“At Arcadia Dump, Later On” by Matthew Gwathmey

Poetry Pause is the League of Canadian Poets’ daily poetry dispatch. Read “At Arcadia Dump, Later On” by Matthew Gwathmey.


At Arcadia Dump, Later On

By Matthew Gwathmey

We meet a shepherd among a trail of discarded electronics, staff assembled out of PVC pipe. Impressive, his change from a parabola of methane to a camber of mercury, summing up the whole landfill season that stretched before us. When I started, he says, I had everything I needed in the cloud. The smell of sulphur caught in the art of natural selection—a breezy genetic drift. We watch a few beady-eyed sheep play off the dumping ground (darting noses, probing hooves against the slag heap edge, wool newly wet). Avian swimmers dodge steam-powered waves. Country folk dressed in hazmat suits search the undershow, snoop through garbage bags. At a yelp they huddle to marvel at a crunched statistic or a shiny zippo. The siren signals the next level of hide ye mouse and seek ye cat. Soon, the falling sky will be so close at hand.

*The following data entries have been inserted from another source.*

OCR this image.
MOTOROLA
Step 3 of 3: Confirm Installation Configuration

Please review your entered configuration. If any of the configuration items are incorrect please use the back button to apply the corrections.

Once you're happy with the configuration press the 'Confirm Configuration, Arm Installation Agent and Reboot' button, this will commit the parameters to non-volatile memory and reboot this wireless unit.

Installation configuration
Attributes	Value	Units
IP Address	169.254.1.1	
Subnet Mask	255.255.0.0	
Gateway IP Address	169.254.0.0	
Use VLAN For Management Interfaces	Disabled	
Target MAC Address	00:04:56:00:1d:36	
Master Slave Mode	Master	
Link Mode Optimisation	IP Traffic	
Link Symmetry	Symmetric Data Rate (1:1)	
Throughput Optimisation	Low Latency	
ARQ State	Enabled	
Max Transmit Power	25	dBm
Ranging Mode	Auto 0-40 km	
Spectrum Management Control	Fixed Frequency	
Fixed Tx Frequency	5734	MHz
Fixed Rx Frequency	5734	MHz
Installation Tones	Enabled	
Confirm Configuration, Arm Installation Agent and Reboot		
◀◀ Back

Copyright © Matthew Gwathmey

First appeared in Poetry Pause on October 19, 2020. Previously published in Our Latest Folktales (Brick Books 2019).

Matthew Gwathmey lives in Fredericton, New Brunswick, on Wolastoqey Territory. He studied creative writing at the University of Virginia and recently completed his PhD at UNB. His second poetry collection, Tumbling for Amateurs, just came out with Coach House Books.